Dawn
Published Date: Apr 12, 2017
Expert stresses decentralization of economic system
There is an urgent need for decentralisation of the economic system in Pakistan as it has become stale, overly centralised and hence inefficient and incapable of redressing the challenges.
This was stated by Dr Nadeemul Haque, a former deputy chairman of the Planning Commission of Pakistan.
“The system should be revamped with a decentralised patterns based systems with a holistic approach,” he said while delivering a lecture on his recent book: Looking Back: How Pakistan Became an Asian Tiger by 2050.
The lecture was organised at the Sustainable Development Policy Institute (SDPI) on Tuesday.
“The serious issue is that academia in Pakistan is lacking research whereas mainstream media is ignoring development issues,” Dr Haque said.

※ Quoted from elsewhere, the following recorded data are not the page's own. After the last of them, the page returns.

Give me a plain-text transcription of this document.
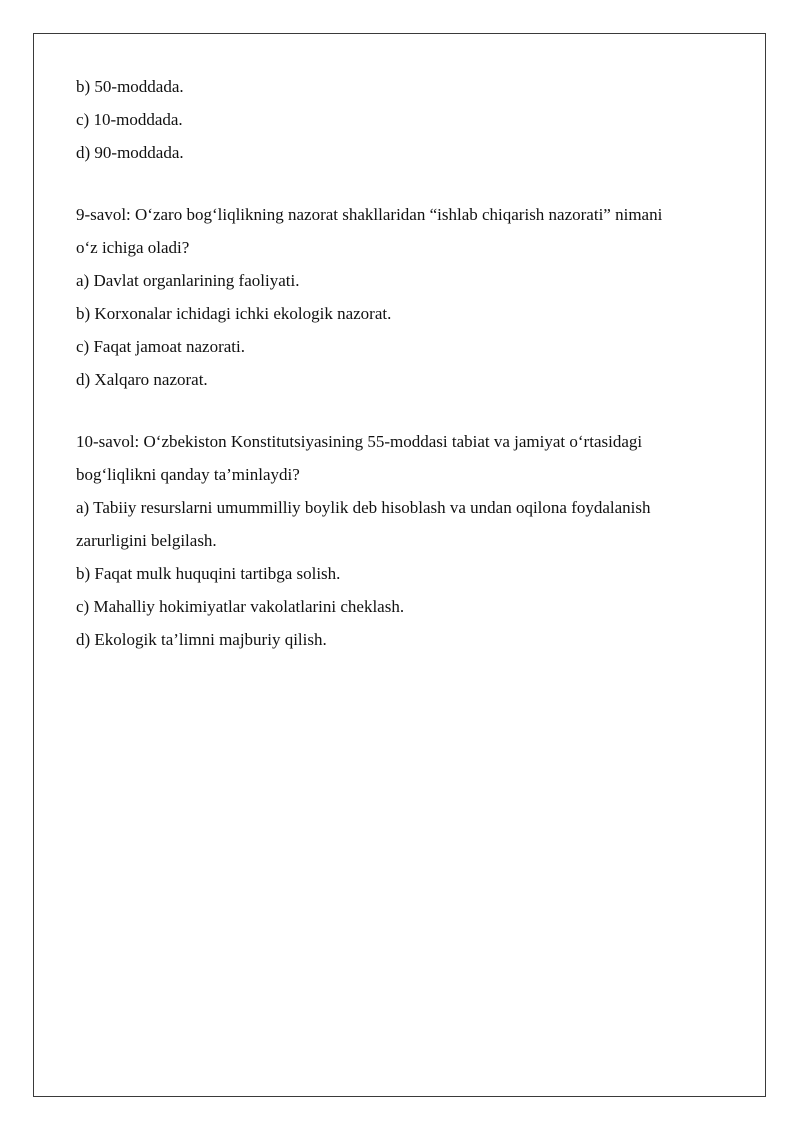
b) 50-moddada.
c) 10-moddada.
d) 90-moddada.
9-savol: O‘zaro bog‘liqlikning nazorat shakllaridan “ishlab chiqarish nazorati” nimani
o‘z ichiga oladi?
a) Davlat organlarining faoliyati.
b) Korxonalar ichidagi ichki ekologik nazorat.
c) Faqat jamoat nazorati.
d) Xalqaro nazorat.
10-savol: O‘zbekiston Konstitutsiyasining 55-moddasi tabiat va jamiyat o‘rtasidagi
bog‘liqlikni qanday ta’minlaydi?
a) Tabiiy resurslarni umummilliy boylik deb hisoblash va undan oqilona foydalanish
zarurligini belgilash.
b) Faqat mulk huquqini tartibga solish.
c) Mahalliy hokimiyatlar vakolatlarini cheklash.
d) Ekologik ta’limni majburiy qilish.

He elaborated that the country was mired in a patronage culture where merit and competition were two biggest causalities.
“We need to encourage and adopt innovative thinking and should get out of the 1950s’ thinking. We need to encourage knowledge and scientific method and a consumer culture in the country if we want to see a growing national economy.”

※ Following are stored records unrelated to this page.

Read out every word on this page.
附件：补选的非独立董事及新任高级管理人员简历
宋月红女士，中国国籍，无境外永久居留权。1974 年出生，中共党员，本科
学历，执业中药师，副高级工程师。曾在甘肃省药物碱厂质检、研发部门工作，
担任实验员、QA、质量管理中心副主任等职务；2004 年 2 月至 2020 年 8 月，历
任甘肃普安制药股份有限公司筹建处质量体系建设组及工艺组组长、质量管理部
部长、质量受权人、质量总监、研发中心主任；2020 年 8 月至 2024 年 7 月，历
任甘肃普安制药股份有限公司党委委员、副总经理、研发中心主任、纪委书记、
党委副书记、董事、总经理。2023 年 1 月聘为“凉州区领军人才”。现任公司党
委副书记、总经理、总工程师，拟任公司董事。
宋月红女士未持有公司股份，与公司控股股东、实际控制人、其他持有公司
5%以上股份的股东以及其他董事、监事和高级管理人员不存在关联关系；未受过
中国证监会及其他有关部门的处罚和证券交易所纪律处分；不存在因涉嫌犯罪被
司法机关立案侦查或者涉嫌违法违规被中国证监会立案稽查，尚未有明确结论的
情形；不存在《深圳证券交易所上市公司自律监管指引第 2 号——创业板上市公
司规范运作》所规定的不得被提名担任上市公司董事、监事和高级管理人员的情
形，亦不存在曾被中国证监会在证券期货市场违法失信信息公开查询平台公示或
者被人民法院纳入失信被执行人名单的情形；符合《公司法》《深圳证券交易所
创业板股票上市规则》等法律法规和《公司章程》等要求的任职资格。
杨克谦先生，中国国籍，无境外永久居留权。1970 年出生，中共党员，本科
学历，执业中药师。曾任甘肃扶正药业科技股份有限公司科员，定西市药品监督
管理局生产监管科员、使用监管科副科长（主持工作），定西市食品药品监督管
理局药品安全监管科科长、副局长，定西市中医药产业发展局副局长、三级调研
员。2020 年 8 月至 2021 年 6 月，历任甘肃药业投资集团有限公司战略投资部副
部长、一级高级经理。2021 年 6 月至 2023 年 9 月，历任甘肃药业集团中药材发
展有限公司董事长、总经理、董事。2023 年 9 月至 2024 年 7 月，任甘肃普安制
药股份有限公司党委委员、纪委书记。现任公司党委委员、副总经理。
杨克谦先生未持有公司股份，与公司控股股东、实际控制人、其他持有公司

Dr Haque added that Pakistan needed to institute drastic bureaucratic reforms, decentralisation and thoughtful urban planning to cultivate real prospects of development.
He said the academia should be encouraged to shape up the research agenda if Pakistan was to achieve a real and lasting economic growth.
He said the government was also not supporting an inclusive discussion on national economic needs and as a result a discourse could not be developed that could have been fundamental in setting national goals and targets.
Dr Vaqar Ahmed, the deputy executive director SDPI, earlier said when the federal and provincial governments were gearing up to make their budgets such deliberations had an immense importance.
He said it was an opportunity for the governments to revisit the current policies in the light of informed discussions on various budgetary aspects, including free and fair taxation system, pro-poor public investments in infrastructure and social sectors as well as sustainable social safety net programmes for our children, women, elderly and the marginalised groups.
He said the structured dialogue between the private and public sector could play a crucial role in redressing issues related to productivity and exports.